One night, when Holly Burton was tucking her 6-year-old son Sam into bed, he looked up at her with his imploring blue eyes and said, “Mom, I have a question and you have to tell me the truth. Am I adopted?” Holly responded, “No, honey. I would tell you if you were adopted; why do you ask that?” Her son replied, “I don’t know, I’m just… different.”
It turns out Sam would experience a unique path from many of his peers, in more ways than one. “He was always a very creative, gentle, inquisitive and intelligent child,” says his mom. “He tested to be in a gifted program, but he wanted to stay at his regular school and be with his friends.”
Sam is the second of five children in the Burton Family. Throughout middle and high school, Holly says Sam didn’t identify himself as being gay, but later reasons that the guys he admired back then probably were crushes. He told her, “Our culture never provided me with a healthy framework to even conceive of being gay, so it was easy to dissociate and convince myself it wasn’t so.” Sam had lots of friends who were girls, but no girlfriends. Holly now laughs, “I always just thought he was so pure, he wasn’t going to kiss anyone before his mission.” Indeed, as he prepared to serve, Sam’s stake president told his parents, “I interview a lot of missionaries before they leave and really grill them – I want to tell you that Sam is one of the purest souls I’ve ever spoken with.”

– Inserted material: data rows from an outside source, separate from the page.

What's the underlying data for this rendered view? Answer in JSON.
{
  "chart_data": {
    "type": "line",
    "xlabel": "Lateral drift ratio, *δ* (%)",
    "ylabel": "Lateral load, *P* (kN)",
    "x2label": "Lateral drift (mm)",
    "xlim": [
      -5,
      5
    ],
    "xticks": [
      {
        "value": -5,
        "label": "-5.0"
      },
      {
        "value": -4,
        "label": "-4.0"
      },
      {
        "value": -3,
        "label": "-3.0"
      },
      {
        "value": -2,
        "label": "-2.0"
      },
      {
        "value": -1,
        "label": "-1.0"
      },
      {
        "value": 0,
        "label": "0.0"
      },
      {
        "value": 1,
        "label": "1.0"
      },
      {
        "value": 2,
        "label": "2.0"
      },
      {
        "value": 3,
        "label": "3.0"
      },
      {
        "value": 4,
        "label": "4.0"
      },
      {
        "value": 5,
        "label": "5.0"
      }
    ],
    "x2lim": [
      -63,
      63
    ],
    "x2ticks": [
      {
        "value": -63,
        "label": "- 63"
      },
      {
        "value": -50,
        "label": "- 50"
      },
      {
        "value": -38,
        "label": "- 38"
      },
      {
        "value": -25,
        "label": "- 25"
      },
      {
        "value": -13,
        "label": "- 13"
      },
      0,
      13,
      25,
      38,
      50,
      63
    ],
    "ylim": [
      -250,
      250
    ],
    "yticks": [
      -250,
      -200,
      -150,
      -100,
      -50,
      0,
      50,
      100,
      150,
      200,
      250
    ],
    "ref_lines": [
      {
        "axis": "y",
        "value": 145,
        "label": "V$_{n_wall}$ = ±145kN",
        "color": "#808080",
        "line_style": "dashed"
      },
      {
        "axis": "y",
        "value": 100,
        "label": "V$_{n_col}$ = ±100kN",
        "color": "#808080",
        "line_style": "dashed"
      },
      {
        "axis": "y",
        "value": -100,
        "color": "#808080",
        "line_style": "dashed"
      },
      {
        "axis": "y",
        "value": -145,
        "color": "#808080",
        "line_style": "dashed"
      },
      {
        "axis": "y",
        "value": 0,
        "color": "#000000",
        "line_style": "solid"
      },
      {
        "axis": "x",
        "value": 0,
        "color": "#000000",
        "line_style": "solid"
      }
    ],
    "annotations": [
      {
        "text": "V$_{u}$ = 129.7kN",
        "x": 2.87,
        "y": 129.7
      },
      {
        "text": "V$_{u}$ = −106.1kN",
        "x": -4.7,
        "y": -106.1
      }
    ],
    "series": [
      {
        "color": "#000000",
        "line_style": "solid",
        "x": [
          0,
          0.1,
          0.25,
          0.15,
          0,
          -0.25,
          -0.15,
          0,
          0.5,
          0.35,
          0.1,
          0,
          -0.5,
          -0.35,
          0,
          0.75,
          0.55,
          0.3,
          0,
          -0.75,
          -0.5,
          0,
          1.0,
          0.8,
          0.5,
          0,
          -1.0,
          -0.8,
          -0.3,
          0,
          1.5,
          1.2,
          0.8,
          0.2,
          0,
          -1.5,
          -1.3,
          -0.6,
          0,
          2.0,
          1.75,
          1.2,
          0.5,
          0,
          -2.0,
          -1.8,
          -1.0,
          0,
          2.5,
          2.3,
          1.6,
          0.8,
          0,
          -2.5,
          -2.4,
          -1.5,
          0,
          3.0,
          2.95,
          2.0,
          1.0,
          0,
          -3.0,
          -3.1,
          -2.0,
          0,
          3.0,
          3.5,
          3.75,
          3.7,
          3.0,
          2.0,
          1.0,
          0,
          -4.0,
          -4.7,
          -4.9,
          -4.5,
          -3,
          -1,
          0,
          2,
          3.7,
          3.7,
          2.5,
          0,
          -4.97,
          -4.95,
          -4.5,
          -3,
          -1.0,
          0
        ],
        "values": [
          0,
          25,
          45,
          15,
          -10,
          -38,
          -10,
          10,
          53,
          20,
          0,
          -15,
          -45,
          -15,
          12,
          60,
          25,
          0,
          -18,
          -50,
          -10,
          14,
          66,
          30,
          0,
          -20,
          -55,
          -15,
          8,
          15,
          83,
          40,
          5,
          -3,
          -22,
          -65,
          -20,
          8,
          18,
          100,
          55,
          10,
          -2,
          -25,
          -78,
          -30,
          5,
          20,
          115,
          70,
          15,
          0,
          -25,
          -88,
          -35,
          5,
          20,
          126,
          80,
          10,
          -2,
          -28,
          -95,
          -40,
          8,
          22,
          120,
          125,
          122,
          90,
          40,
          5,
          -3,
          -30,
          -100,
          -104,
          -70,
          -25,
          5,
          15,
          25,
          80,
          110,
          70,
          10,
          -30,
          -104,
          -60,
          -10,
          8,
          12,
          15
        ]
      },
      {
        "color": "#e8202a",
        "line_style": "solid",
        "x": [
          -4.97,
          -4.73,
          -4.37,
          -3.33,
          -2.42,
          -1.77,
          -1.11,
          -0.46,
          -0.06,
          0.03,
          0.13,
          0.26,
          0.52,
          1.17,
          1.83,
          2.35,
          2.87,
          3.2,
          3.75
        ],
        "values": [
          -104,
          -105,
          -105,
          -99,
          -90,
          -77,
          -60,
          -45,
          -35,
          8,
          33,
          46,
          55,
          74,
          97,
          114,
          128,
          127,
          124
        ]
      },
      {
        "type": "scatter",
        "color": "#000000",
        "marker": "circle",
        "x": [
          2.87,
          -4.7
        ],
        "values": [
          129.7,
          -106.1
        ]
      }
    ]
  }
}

Sam loved serving in one of the New York missions, and his friends and family loved receiving his “wonderfully entertaining letters.” Halfway through his mission, Sam began having what he thought were heart problems. He was put through a series of tests, but came to realize he was experiencing severe anxiety attacks. Sam was coming to the realization that he was gay and the cognitive dissonance that it created caused his body to react. He came out to a LDS services therapist as well as his mission president.